L’accroissement rapide des effectifs de personnes âgées - d’ici 2050, les plus de 85 ans seront passés de 1,5 à 4,8 millions (1) -, et notamment des seniors en perte d’autonomie, pose la question de leur prise en charge. Sur le plan économique, mais pas seulement.

Face à la hausse du nombre de personnes âgées et de la dépendance, faut-il créer [comme le souhaite le président Macron] une cinquième branche de la Sécurité sociale (2) ?

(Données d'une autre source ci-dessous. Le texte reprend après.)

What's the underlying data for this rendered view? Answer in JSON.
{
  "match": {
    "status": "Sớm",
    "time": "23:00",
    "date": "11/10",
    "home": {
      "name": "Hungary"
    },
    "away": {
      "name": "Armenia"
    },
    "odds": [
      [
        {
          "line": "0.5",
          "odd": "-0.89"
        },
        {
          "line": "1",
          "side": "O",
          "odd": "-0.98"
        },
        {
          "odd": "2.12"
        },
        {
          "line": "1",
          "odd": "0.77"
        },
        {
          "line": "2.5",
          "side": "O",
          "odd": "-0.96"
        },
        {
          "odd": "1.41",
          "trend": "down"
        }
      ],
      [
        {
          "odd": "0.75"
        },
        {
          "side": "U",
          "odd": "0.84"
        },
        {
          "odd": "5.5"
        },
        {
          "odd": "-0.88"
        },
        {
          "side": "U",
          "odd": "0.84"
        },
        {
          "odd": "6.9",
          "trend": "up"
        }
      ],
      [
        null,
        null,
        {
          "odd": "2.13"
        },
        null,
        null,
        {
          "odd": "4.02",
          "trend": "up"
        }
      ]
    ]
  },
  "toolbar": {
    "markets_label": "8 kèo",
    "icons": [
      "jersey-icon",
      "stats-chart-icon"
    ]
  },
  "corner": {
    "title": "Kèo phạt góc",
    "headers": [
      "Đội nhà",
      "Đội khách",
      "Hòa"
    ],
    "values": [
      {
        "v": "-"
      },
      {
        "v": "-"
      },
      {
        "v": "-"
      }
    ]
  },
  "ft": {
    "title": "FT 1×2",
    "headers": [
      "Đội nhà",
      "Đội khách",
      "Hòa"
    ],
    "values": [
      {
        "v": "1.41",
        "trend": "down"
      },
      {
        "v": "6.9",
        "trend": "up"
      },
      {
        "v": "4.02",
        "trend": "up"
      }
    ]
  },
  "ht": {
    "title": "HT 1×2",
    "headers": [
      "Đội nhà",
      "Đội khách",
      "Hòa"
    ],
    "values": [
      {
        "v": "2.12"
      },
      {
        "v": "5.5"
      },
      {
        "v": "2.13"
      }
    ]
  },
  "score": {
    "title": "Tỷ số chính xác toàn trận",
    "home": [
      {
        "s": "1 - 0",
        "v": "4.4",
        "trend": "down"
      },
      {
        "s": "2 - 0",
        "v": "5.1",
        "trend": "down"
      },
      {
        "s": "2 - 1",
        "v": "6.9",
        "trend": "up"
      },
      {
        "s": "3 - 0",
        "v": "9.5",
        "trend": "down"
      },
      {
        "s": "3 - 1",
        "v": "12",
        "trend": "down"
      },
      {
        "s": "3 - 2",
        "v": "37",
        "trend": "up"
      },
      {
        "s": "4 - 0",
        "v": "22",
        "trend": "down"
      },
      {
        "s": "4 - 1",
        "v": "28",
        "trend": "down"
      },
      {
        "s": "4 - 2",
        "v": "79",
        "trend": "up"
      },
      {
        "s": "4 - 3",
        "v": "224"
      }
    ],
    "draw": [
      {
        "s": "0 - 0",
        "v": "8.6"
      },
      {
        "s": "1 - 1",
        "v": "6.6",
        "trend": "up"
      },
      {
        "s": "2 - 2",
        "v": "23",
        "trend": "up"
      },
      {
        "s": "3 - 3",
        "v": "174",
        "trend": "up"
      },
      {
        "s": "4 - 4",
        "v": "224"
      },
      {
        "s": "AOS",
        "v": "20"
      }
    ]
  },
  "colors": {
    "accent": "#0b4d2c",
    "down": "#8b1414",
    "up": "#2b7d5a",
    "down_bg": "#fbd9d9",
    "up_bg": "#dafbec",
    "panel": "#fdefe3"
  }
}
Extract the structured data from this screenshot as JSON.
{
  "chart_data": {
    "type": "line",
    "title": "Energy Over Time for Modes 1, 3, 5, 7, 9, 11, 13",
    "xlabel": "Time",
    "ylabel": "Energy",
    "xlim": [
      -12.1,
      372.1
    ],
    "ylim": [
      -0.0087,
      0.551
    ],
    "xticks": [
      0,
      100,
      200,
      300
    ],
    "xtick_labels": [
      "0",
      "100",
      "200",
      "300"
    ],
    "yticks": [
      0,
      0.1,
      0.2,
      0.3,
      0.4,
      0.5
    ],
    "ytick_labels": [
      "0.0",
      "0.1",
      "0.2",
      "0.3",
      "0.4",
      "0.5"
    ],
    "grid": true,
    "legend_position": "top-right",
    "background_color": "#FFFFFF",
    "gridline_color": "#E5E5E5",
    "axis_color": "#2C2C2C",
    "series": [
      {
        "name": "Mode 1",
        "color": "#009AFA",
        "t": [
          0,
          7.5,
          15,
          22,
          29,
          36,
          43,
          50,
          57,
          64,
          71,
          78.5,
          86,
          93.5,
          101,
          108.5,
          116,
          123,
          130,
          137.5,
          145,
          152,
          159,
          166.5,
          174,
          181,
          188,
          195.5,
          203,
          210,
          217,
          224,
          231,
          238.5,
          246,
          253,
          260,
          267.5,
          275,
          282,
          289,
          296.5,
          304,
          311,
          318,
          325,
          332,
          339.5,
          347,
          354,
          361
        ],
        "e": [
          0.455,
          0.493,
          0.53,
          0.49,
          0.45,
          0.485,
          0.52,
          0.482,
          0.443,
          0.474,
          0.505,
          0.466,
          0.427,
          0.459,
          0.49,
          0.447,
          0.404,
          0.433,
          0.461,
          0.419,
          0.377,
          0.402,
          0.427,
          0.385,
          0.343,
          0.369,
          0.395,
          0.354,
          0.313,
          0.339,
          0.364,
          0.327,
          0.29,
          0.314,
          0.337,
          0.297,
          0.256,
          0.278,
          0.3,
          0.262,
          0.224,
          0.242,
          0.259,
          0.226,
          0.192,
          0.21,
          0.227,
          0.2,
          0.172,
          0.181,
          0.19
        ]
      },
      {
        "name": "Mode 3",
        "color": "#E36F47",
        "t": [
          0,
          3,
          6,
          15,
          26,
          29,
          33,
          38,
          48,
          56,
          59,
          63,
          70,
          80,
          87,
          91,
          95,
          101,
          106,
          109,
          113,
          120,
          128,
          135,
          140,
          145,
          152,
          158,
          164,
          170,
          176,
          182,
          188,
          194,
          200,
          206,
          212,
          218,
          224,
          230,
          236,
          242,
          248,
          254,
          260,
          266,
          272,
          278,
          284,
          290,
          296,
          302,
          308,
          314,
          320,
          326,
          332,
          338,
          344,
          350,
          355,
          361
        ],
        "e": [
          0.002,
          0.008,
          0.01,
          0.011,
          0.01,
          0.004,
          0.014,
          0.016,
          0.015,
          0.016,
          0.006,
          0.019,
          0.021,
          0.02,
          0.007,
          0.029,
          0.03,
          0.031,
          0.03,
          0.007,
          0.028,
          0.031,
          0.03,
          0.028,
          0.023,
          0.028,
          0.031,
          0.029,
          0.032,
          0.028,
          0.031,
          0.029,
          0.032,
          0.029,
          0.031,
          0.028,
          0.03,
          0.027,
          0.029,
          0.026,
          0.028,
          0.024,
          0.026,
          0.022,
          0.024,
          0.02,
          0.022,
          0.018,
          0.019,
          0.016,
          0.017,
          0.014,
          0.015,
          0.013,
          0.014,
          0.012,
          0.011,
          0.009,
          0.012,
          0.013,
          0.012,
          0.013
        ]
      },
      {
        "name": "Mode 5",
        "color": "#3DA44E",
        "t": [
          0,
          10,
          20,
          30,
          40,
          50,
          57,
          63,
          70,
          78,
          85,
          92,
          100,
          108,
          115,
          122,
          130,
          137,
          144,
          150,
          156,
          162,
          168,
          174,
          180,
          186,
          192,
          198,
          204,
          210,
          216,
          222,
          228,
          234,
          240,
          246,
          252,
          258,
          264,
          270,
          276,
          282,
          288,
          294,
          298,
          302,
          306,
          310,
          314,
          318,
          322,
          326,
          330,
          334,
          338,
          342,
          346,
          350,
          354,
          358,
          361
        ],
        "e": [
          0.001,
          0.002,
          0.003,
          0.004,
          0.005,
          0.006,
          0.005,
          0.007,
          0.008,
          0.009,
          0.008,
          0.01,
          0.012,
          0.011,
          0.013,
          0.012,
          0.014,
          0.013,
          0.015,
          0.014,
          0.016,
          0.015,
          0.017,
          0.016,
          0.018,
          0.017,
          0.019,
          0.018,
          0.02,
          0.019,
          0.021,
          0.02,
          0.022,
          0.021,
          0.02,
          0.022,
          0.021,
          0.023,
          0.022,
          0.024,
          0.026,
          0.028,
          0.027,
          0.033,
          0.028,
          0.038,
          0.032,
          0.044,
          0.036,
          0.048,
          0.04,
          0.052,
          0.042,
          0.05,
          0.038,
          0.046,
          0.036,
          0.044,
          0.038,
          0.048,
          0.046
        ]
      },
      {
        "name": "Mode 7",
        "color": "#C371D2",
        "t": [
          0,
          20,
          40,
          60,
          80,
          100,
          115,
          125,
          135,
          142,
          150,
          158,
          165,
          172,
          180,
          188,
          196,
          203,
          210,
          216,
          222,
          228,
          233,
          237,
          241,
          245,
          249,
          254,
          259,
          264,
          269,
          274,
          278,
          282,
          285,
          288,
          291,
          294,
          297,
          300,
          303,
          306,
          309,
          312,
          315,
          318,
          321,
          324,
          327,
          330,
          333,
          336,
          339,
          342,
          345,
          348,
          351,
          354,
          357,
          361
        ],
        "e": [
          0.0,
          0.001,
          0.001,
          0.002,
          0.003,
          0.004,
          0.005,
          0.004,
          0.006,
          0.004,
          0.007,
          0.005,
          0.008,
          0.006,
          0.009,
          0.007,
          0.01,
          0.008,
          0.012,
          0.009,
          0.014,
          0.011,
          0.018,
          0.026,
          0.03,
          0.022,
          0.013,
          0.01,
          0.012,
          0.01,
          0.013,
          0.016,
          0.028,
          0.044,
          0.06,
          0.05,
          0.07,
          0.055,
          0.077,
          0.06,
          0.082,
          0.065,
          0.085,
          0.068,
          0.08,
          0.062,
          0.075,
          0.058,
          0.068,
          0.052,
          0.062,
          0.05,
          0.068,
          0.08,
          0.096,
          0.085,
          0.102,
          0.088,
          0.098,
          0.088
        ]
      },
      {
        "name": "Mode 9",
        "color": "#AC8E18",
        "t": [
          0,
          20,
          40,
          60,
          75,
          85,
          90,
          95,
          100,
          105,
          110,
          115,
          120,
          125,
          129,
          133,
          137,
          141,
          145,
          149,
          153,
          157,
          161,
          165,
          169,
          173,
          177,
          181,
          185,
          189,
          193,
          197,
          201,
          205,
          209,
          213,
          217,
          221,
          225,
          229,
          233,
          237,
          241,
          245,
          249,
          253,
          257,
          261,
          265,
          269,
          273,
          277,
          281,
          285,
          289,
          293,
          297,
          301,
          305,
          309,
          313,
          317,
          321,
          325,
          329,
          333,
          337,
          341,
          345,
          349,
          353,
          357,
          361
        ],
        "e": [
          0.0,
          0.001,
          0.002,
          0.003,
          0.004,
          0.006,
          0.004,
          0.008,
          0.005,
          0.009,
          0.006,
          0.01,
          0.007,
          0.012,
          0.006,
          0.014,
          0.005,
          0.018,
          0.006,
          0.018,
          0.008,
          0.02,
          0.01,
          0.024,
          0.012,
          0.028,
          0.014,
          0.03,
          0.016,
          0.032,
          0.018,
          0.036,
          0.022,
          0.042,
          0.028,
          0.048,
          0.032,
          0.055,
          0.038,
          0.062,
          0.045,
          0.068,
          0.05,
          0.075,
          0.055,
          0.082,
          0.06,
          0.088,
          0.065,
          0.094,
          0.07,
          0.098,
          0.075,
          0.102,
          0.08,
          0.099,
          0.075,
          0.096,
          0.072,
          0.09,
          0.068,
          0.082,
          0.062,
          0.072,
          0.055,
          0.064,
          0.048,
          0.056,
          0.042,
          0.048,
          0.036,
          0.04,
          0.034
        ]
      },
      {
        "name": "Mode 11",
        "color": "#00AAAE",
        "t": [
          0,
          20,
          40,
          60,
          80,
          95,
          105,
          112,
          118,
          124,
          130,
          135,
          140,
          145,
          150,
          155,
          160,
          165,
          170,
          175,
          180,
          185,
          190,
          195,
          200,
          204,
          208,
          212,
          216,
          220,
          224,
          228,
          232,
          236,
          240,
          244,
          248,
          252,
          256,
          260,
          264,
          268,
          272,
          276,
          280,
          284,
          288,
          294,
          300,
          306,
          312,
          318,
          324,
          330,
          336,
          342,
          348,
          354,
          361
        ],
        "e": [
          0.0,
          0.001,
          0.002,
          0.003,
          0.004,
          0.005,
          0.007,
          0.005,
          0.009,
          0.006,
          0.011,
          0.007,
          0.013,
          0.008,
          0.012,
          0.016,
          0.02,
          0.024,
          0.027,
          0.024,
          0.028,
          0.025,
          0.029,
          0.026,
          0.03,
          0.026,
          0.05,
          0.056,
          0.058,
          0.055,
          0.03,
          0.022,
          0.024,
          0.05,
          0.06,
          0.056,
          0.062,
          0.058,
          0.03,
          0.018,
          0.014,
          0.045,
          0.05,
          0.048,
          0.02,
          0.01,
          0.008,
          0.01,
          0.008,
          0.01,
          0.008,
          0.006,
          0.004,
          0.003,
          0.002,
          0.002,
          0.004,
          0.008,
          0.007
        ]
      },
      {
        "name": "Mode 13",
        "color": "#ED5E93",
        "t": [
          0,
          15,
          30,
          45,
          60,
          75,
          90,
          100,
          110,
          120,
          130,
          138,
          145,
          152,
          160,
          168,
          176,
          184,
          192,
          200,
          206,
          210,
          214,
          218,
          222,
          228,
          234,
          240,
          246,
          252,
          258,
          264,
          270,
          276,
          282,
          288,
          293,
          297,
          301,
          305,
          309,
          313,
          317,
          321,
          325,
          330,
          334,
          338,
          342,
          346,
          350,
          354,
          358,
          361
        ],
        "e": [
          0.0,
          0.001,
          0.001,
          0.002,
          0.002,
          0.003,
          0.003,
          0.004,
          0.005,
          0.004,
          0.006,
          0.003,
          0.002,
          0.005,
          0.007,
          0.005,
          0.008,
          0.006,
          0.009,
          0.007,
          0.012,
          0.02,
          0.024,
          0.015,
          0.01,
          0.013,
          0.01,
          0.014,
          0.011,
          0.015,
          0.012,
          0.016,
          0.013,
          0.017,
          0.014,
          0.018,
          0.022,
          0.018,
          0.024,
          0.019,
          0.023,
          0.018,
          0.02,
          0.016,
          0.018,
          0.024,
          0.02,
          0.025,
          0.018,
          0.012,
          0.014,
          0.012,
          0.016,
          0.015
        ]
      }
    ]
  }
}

Marie-Ève Joël : Dans l’absolu, cette idée est très bonne. Mais, politiquement, cela sera difficile à mettre en place car il y a beaucoup d’âgisme dans notre société et les arbitrages nécessaires à la création de cette cinquième branche ne sont pas acquis. Les problèmes liés aux formes d’exclusion, au rejet du fait de l’âge sont loin d’être réglés. L’état d’esprit actuel est de dire que la génération du baby boom [née après la Seconde Guerre mondiale] a bénéficié de la croissance, de l’absence de chômage, des faibles prix de l’immobilier, et il est donc considéré comme logique, au sein de notre société, qu’une partie de la dépense liée à la perte d’autonomie soit payée par cette génération. Bien sûr que les personnes âgées peuvent contribuer à la prise en charge de leur dépendance avec leur capital, mais cela revient à sacrifier une partie de leur héritage. C’est loin d’être simple. Je grossis le trait, mais la société actuelle souhaite cibler davantage son action sur les jeunes.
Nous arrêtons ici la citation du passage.